Finiamola con la telenovela dell’amore tra Olindo e Rosa

Non è vero che a Natale si diventa tutti un po’ più buoni. A me, per esempio, non succede. Quello che era già un sospetto piuttosto fondato, è diventato una certezza ieri mattina durante la consueta lettura dei giornali. «Olindo e Rosa lontani ma con un solo sogno: passare Natale insieme», strillava un titolo d’apertura. E sotto una cinquantina di righe struggenti, nelle quali si riferiva che la loro speranza («quella che li sostiene in questi giorni, dopo che l’uomo ha preso la strada del carcere di Piacenza e la donna è entrata in una cella a Vercelli») si potrebbe persino realizzare.

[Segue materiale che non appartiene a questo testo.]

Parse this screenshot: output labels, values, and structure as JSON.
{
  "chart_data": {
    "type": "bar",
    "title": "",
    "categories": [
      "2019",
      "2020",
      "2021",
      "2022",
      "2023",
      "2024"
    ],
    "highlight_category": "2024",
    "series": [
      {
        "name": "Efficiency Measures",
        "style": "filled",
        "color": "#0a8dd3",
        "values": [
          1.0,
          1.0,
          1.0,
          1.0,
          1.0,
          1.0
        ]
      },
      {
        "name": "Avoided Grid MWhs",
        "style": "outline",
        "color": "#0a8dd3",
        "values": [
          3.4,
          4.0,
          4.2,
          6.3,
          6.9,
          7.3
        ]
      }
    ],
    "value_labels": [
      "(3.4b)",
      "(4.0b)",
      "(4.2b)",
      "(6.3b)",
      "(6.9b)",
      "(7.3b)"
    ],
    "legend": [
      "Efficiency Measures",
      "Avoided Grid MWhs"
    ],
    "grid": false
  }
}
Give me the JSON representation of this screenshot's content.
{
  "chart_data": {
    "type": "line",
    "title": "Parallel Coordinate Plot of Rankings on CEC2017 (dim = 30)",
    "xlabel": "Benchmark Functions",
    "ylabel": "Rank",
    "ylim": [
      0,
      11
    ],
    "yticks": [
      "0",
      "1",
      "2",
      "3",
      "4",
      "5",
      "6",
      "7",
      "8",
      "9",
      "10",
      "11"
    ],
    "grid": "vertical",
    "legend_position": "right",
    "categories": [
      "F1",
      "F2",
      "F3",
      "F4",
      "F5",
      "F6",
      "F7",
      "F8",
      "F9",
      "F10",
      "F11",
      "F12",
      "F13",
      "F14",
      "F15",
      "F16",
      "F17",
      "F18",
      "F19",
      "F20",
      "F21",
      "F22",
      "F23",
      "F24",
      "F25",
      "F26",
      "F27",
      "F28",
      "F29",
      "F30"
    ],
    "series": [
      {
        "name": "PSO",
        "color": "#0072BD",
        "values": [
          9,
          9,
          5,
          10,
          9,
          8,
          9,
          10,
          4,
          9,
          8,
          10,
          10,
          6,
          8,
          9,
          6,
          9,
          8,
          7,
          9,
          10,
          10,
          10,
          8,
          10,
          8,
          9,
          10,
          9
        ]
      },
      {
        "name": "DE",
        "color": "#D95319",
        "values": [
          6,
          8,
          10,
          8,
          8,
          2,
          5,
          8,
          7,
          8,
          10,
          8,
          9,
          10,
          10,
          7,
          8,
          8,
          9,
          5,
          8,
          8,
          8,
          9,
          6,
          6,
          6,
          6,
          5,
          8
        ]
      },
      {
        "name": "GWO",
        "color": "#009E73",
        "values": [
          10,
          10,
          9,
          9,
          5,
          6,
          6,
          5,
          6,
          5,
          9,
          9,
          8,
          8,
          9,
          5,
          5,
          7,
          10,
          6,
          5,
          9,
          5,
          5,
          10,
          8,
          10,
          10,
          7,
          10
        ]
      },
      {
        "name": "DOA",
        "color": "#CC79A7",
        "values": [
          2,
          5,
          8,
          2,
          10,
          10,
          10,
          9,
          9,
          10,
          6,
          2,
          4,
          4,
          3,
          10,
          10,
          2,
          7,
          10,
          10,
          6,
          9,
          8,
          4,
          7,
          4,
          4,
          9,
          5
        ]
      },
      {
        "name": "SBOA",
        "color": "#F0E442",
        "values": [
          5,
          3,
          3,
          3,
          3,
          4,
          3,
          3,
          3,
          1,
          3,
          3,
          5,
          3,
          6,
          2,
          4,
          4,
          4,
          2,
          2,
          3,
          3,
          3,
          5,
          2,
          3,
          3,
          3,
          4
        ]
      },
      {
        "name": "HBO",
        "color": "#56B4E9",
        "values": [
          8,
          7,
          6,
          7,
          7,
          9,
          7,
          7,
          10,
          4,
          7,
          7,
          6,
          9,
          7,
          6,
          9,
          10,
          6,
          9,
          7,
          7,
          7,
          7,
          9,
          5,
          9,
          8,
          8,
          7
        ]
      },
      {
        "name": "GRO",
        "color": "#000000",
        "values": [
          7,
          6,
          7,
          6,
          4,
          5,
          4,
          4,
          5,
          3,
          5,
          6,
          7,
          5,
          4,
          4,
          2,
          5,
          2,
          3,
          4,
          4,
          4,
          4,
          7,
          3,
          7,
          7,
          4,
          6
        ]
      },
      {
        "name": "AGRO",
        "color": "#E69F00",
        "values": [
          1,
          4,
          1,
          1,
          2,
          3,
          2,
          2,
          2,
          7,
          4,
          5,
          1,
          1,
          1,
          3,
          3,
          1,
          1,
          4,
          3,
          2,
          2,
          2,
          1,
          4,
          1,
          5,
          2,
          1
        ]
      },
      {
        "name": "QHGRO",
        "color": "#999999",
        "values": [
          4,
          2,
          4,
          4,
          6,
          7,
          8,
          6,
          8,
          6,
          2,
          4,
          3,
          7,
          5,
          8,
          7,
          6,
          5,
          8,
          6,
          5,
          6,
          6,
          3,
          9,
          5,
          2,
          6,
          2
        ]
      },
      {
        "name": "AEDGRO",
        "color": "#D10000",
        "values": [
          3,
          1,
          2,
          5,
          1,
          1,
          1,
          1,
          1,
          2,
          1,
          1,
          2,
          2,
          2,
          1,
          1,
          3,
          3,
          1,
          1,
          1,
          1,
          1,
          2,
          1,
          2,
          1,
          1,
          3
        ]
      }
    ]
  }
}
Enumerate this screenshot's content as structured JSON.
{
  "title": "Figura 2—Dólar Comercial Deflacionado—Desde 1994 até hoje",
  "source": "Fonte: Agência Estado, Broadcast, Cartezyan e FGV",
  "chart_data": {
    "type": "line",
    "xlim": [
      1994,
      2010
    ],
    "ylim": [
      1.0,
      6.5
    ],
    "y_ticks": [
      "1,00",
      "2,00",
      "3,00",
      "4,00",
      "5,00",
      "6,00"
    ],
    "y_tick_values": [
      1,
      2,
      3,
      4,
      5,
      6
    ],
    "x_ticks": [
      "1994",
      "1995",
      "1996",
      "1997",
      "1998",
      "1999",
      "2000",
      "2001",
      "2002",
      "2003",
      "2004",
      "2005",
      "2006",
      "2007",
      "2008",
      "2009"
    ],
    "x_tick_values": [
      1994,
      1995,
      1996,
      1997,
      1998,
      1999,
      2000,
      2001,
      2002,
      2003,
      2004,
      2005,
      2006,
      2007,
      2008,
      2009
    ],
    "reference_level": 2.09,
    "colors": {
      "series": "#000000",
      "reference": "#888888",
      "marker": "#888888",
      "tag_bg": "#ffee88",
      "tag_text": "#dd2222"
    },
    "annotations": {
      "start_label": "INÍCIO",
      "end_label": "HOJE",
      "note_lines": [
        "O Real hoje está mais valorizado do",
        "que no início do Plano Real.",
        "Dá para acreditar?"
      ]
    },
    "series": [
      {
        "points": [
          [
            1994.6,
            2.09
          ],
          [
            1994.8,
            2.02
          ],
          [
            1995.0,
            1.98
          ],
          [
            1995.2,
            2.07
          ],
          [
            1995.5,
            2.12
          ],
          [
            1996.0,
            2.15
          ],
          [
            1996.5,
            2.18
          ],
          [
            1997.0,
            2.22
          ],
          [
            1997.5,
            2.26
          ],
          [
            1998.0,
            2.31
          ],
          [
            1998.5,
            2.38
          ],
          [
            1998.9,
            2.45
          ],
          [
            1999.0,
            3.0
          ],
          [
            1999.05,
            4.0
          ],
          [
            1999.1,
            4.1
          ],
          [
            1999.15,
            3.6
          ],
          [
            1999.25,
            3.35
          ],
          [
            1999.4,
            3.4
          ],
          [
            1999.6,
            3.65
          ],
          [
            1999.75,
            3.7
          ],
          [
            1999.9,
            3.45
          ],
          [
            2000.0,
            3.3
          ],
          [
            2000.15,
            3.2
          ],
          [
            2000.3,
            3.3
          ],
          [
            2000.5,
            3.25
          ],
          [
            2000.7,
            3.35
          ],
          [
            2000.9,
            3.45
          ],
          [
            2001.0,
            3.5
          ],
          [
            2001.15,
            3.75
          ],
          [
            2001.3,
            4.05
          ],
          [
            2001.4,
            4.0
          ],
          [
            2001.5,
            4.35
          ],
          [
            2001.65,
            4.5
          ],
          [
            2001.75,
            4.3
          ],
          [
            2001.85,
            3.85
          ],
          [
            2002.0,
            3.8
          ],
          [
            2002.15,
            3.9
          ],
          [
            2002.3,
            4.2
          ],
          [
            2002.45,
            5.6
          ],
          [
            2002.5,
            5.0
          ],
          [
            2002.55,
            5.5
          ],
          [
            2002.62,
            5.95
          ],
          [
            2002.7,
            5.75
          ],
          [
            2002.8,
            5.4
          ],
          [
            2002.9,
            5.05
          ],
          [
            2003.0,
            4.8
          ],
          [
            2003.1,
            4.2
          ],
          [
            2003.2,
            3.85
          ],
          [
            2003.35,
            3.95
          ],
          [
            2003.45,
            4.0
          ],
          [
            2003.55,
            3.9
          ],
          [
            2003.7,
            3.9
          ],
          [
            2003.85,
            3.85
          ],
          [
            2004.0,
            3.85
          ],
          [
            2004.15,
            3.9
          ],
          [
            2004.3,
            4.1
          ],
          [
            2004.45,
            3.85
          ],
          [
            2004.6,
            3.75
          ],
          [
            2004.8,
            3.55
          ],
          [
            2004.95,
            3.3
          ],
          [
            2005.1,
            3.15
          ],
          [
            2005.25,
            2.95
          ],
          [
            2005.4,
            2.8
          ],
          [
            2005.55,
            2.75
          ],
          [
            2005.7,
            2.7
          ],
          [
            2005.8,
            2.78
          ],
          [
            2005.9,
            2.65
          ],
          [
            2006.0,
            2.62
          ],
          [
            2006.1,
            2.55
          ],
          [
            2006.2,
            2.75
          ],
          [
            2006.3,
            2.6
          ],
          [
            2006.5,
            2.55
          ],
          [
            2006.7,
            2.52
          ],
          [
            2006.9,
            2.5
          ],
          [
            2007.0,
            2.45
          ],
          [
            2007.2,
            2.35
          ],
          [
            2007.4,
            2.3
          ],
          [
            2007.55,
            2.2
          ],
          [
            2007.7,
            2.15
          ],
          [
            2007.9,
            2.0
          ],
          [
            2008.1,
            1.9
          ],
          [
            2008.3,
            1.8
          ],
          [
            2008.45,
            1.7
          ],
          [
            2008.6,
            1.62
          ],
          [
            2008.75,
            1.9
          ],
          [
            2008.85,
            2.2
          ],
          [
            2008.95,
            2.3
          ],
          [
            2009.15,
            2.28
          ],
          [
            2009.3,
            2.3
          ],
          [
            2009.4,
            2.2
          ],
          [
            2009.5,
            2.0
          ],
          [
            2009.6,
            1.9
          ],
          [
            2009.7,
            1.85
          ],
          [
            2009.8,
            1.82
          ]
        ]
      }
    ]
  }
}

Ecco, lo confesso: non sono riuscito a commuovermi al pensiero della coppietta riunita per le festività più sacre della Cristianità. Così come non avevo trepidato durante la telenovela mediatica della ricerca di una prigione che potesse ospitare tutti e due come ritenuto assolutamente necessario dagli psicologi pena il loro suicidio (si trova sempre uno psicologo pronto a sostenere qualsiasi tesi: ma con questo ricatto, nessuno sconterebbe più nessuna pena); non mi ero intenerito di fronte ai loro appelli amorosi: «La condanna non ci importa, purché ci diate una cella matrimoniale» (e come no); non avevo battuto ciglio quando era stato deciso di non ascoltare né gli psicologi né il provveditore per le carceri lombarde e di spedire marito e moglie nelle patrie galere di due città diverse; non mi ero turbato apprendendo che Rosa, alla notizia, «era sbiancata in volto e poi svenuta» e la notte successiva «non era riuscita a dormire», mentre Olindo si era detto «disperato».
Per dire quanto ho il cuore di pietra, avevo provato anche sincero fastidio durante il processo, osservando le tenerezze dei due piccioncini in gabbia. E mi sono trovato persino in disaccordo con il loro avvocato difensore, quando ha sobriamente commentato la notizia che i suoi assistiti non avrebbero avuto il privilegio di svernare nella stessa casa circondariale: «Provvedimento assurdo e disumano». Perché, vedete come sono refrattario ai buoni sentimenti, a me di tutta la storia di Erba l’unica cosa disumana continua a sembrare il massacro di tre povere donne e di un bambino di due anni del quale la coppia, fino a prova contraria, si è macchiata due anni fa e per la quale è stata condannata all’ergastolo dopo un regolare processo.
Si dirà: ma loro, adesso si proclamano innocenti. Vero: dopo aver confessato l’efferato crimine in modo dettagliatissimo, movente compreso, ed essere stati riconosciuti dall’unico sopravvissuto alla strage, hanno ritrattato facendosi scudo della mozione degli affetti: «Abbiamo ammesso responsabilità non nostre perché ci hanno assicurato che così avremmo potuto rivederci: non riusciamo a stare l’uno lontana dall’altro». Credibile? Per quanto si è letto della vicenda, non molto. Ma non si può certo escludere che in Italia si possano fare errori giudiziari anche clamorosi. Figuriamoci.
Tuttavia non è questo il punto. Se fossero innocenti, ci si dovrebbe battere per farli uscire dal carcere, non per trasformare una cella nella loro alcova. Se invece sono colpevoli, come ha stabilito per il momento la giustizia, non si vede perché debbano godere di un trattamento particolare. Si vedranno, come tutti i carcerati, nei modi e nei tempi previsti dal regolamento.

Troppo poco per la loro passione? Beh, se vi spunta una lacrima, pensate al piccolo Youssef, che di passioni non potrà mai averne: forse scoprirete che anche a Natale ci si può sentire un po’ meno buoni. E magari è giusto così.